The Battle for the Future
Nowhere was that more apparent than at the annual December conference of the Democratic Leadership Council, the big-money wing of the party. At each DLC convention, its president, Al From, gives New Democrats credit for all victories and blames all losses on the collective failures of "old Democrats"--liberals, unions, blacks, Jesse Jackson. (Where Clinton falls depends on how he fares. In 1992 when he won, the DLC claimed him as one of theirs. In 1994 when he was down, they kicked him for straying from the faith and muttered about breaking from the Democratic Party altogether. In 1996 he was back in their good graces again.)

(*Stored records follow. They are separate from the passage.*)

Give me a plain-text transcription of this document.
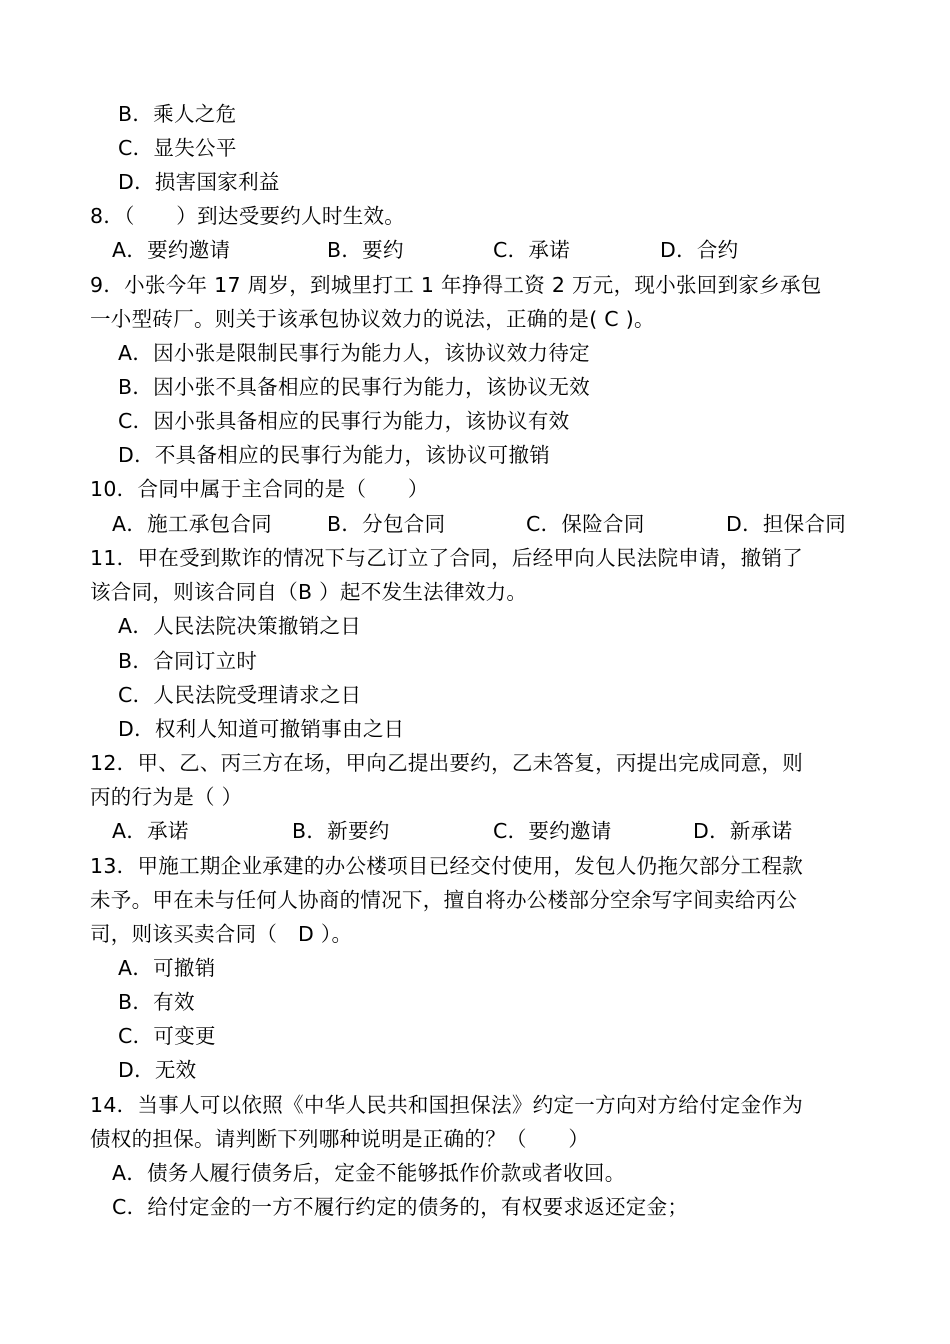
B．乘人之危
C．显失公平
D．损害国家利益
8．（　　）到达受要约人时生效。
A．要约邀请	B．要约	C．承诺	D．合约
9．小张今年 17 周岁，到城里打工 1 年挣得工资 2 万元，现小张回到家乡承包
一小型砖厂。则关于该承包协议效力的说法，正确的是( C )。
A．因小张是限制民事行为能力人，该协议效力待定
B．因小张不具备相应的民事行为能力，该协议无效
C．因小张具备相应的民事行为能力，该协议有效
D．不具备相应的民事行为能力，该协议可撤销
10．合同中属于主合同的是（　　）
A．施工承包合同	B．分包合同	C．保险合同	D．担保合同
11．甲在受到欺诈的情况下与乙订立了合同，后经甲向人民法院申请，撤销了
该合同，则该合同自（B ）起不发生法律效力。
A．人民法院决策撤销之日
B．合同订立时
C．人民法院受理请求之日
D．权利人知道可撤销事由之日
12．甲、乙、丙三方在场，甲向乙提出要约，乙未答复，丙提出完成同意，则
丙的行为是（ ）
A．承诺	B．新要约	C．要约邀请	D．新承诺
13．甲施工期企业承建的办公楼项目已经交付使用，发包人仍拖欠部分工程款
未予。甲在未与任何人协商的情况下，擅自将办公楼部分空余写字间卖给丙公
司，则该买卖合同（　D ）。
A．可撤销
B．有效
C．可变更
D．无效
14．当事人可以依照《中华人民共和国担保法》约定一方向对方给付定金作为
债权的担保。请判断下列哪种说明是正确的？（　　）
A．债务人履行债务后，定金不能够抵作价款或者收回。
C．给付定金的一方不履行约定的债务的，有权要求返还定金；
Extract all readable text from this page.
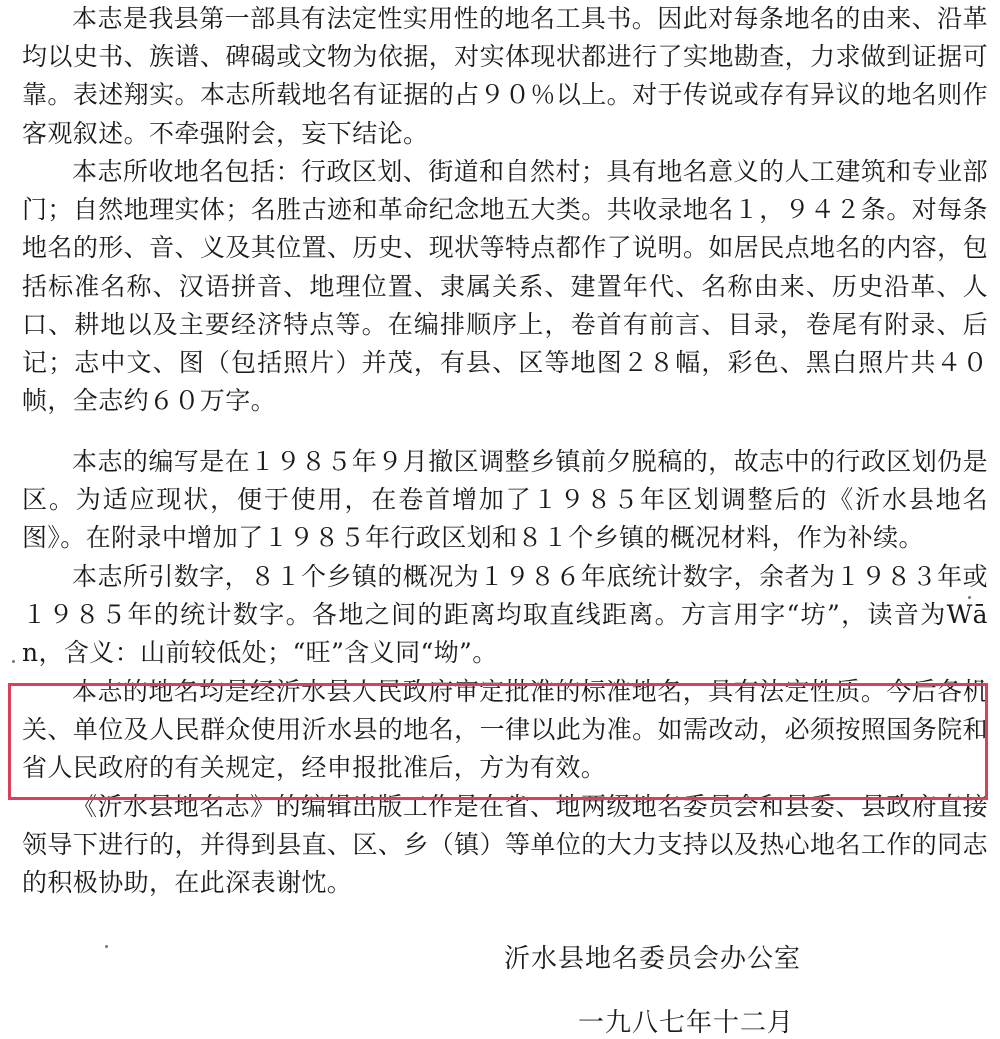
本志是我县第一部具有法定性实用性的地名工具书。因此对每条地名的由来、沿革均以史书、族谱、碑碣或文物为依据，对实体现状都进行了实地勘查，力求做到证据可靠。表述翔实。本志所载地名有证据的占９０％以上。对于传说或存有异议的地名则作客观叙述。不牵强附会，妄下结论。

本志所收地名包括：行政区划、街道和自然村；具有地名意义的人工建筑和专业部门；自然地理实体；名胜古迹和革命纪念地五大类。共收录地名１，９４２条。对每条地名的形、音、义及其位置、历史、现状等特点都作了说明。如居民点地名的内容，包括标准名称、汉语拼音、地理位置、隶属关系、建置年代、名称由来、历史沿革、人口、耕地以及主要经济特点等。在编排顺序上，卷首有前言、目录，卷尾有附录、后记；志中文、图（包括照片）并茂，有县、区等地图２８幅，彩色、黑白照片共４０帧，全志约６０万字。

本志的编写是在１９８５年９月撤区调整乡镇前夕脱稿的，故志中的行政区划仍是区。为适应现状，便于使用，在卷首增加了１９８５年区划调整后的《沂水县地名图》。在附录中增加了１９８５年行政区划和８１个乡镇的概况材料，作为补续。

本志所引数字，８１个乡镇的概况为１９８６年底统计数字，余者为１９８３年或１９８５年的统计数字。各地之间的距离均取直线距离。方言用字“坊”，读音为Wān，含义：山前较低处；“旺”含义同“坳”。

本志的地名均是经沂水县人民政府审定批准的标准地名，具有法定性质。今后各机关、单位及人民群众使用沂水县的地名，一律以此为准。如需改动，必须按照国务院和省人民政府的有关规定，经申报批准后，方为有效。

《沂水县地名志》的编辑出版工作是在省、地两级地名委员会和县委、县政府直接领导下进行的，并得到县直、区、乡（镇）等单位的大力支持以及热心地名工作的同志的积极协助，在此深表谢忱。

沂水县地名委员会办公室

一九八七年十二月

This year, the DLC called upon three senators--two of them potential rivals to Gore--to give addresses on "facing the big challenges." Bob Kerrey argued for partial privatization of Social Security; John Breaux called for privatizing Medicare; and John Kerry suggested that the rigors of market competition provide a needed tonic to the public schools. As the crisis brought on by footloose capital flows engulfs the globe, the DLC paints public institutions--Social Security, Medicare, public education--as the central problem and pro-market reforms as the solution.

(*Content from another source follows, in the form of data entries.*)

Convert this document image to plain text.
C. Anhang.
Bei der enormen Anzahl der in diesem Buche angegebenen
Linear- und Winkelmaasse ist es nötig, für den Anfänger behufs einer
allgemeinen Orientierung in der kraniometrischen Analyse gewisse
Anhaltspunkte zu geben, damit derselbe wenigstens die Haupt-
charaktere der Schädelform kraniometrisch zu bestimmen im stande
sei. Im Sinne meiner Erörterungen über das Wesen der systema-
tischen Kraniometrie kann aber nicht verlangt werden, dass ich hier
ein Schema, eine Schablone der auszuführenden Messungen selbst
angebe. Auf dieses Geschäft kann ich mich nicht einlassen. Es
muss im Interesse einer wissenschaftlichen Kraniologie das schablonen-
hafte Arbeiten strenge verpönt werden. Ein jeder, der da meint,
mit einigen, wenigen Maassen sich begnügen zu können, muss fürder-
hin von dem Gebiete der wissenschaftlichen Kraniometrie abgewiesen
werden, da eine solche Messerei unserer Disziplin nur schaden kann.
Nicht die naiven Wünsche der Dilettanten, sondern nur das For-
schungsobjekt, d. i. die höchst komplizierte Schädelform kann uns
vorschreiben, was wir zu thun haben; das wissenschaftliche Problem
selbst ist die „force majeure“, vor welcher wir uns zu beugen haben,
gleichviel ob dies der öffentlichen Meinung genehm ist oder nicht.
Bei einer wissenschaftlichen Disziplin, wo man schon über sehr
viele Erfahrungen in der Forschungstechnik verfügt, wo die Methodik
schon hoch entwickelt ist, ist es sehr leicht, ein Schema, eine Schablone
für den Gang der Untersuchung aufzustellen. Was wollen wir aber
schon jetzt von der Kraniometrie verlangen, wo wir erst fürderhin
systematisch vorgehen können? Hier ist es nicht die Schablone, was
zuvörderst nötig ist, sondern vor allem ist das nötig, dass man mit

This agenda fits with the DLC's analysis of the "next politics." Not surprisingly, From took credit for Democratic gains in 1998. Rather than highlighting the remarkable turnout of union families, the strategic mobilization of blacks and Hispanics or the continuing gender gap, From and presidential pollster Mark Penn focused on Democratic gains among affluent voters--particularly those with $75,000-$100,000 in family income. These voters are critical, From argues, because "America is becoming more affluent and the number of upper-middle-class voters is expanding." In From's notion, New Democrat ideas and themes appeal to the growing upper middle class, and the muscle of organized labor can be used to get out the vote of working and poor people.
This analysis obscures more than it informs. As Ruy Teixeira of the Economic Policy Institute points out, Democrats have been losing ground because of the decline of support among non-college-educated voters, particularly white males. These voters have been both dropping out of the political process, which offers them little, and turning away from Democrats. A majority of college-educated voters continues to vote Republican. Any strong Democratic majority for change depends upon re-engaging working families across lines of race and region--not the proverbial "soccer moms" but "waitress moms" and "technician dads."

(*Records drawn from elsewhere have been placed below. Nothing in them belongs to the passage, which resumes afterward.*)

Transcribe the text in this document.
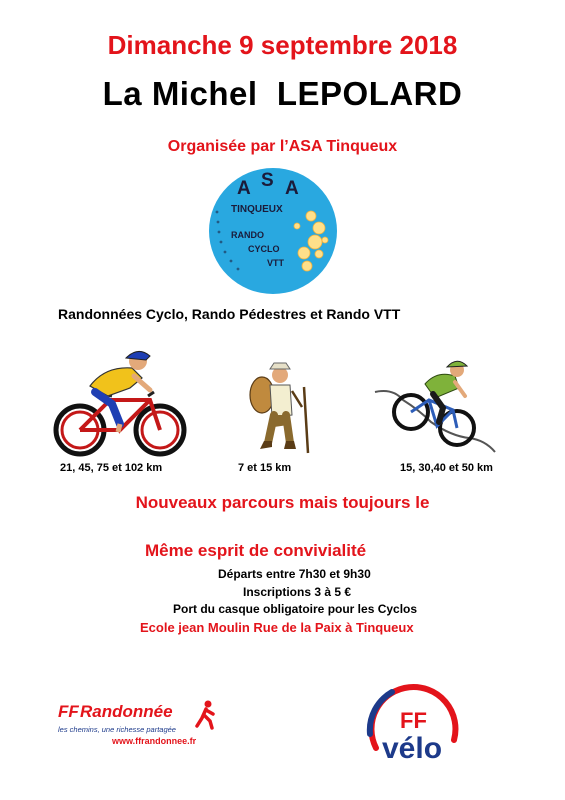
Dimanche 9 septembre 2018
La Michel  LEPOLARD
Organisée par l’ASA Tinqueux
A S A
TINQUEUX
RANDO
CYCLO
VTT
Randonnées Cyclo, Rando Pédestres et Rando VTT
21, 45, 75 et 102 km	7 et 15 km	15, 30,40 et 50 km
Nouveaux parcours mais toujours le
Même esprit de convivialité
Départs entre 7h30 et 9h30
Inscriptions 3 à 5 €
Port du casque obligatoire pour les Cyclos
Ecole jean Moulin Rue de la Paix à Tinqueux
FF Randonnée
les chemins, une richesse partagée
www.ffrandonnee.fr
FF
vélo
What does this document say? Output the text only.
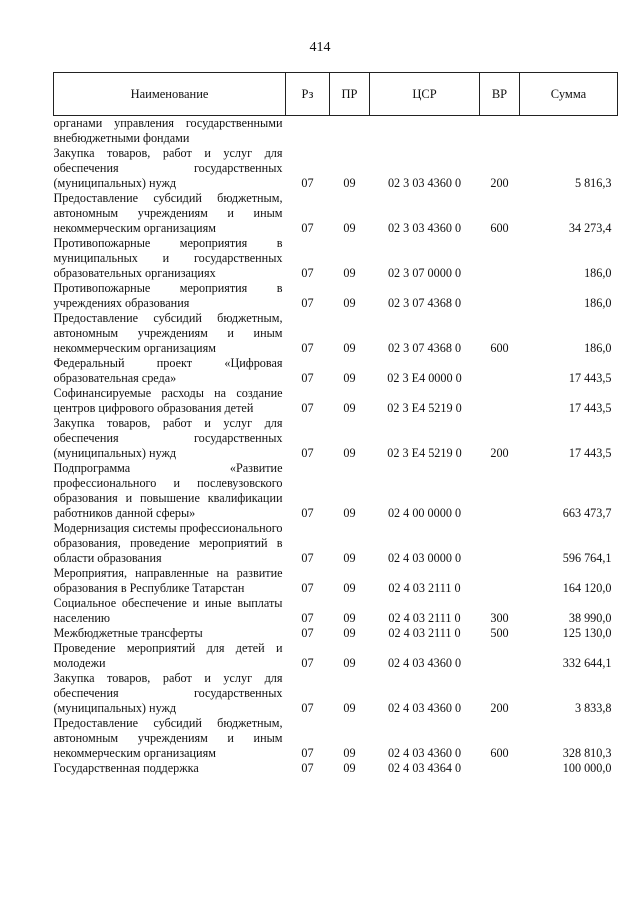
414
Наименование	Рз	ПР	ЦСР	ВР	Сумма
органами управления государственными внебюджетными фондами					
Закупка товаров, работ и услуг для обеспечения государственных (муниципальных) нужд	07	09	02 3 03 4360 0	200	5 816,3
Предоставление субсидий бюджетным, автономным учреждениям и иным некоммерческим организациям	07	09	02 3 03 4360 0	600	34 273,4
Противопожарные мероприятия в муниципальных и государственных образовательных организациях	07	09	02 3 07 0000 0		186,0
Противопожарные мероприятия в учреждениях образования	07	09	02 3 07 4368 0		186,0
Предоставление субсидий бюджетным, автономным учреждениям и иным некоммерческим организациям	07	09	02 3 07 4368 0	600	186,0
Федеральный проект «Цифровая образовательная среда»	07	09	02 3 E4 0000 0		17 443,5
Софинансируемые расходы на создание центров цифрового образования детей	07	09	02 3 E4 5219 0		17 443,5
Закупка товаров, работ и услуг для обеспечения государственных (муниципальных) нужд	07	09	02 3 E4 5219 0	200	17 443,5
Подпрограмма «Развитие профессионального и послевузовского образования и повышение квалификации работников данной сферы»	07	09	02 4 00 0000 0		663 473,7
Модернизация системы профессионального образования, проведение мероприятий в области образования	07	09	02 4 03 0000 0		596 764,1
Мероприятия, направленные на развитие образования в Республике Татарстан	07	09	02 4 03 2111 0		164 120,0
Социальное обеспечение и иные выплаты населению	07	09	02 4 03 2111 0	300	38 990,0
Межбюджетные трансферты	07	09	02 4 03 2111 0	500	125 130,0
Проведение мероприятий для детей и молодежи	07	09	02 4 03 4360 0		332 644,1
Закупка товаров, работ и услуг для обеспечения государственных (муниципальных) нужд	07	09	02 4 03 4360 0	200	3 833,8
Предоставление субсидий бюджетным, автономным учреждениям и иным некоммерческим организациям	07	09	02 4 03 4360 0	600	328 810,3
Государственная поддержка	07	09	02 4 03 4364 0		100 000,0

For From and Penn, however, the decline in low-income-voter participation is an opportunity. From suggests, with relief, that Democratic candidates need not cater so much to unions anymore; they can get the money and votes from more upscale precincts. Populist politics are passé. The New Democrat "third way" combines fiscal conservatism, free trade and pro-market reforms with social moderation that will allegedly captivate the rising upper middle class (or at least make fundraising a lot easier).
Anyone who cares about the vast majority of Americans can't head down this path. The global financial crisis, the growing inequality at home and the insecurity amid prosperity mandate a renewed fight for an activist government. As AFL-CIO president John Sweeney put it, "In these conditions, corporations need more accountability, not more license. Financial markets need more oversight, not less. Workers need to be empowered, not weakened. The problem is not that governments are too strong, but that they are too weak."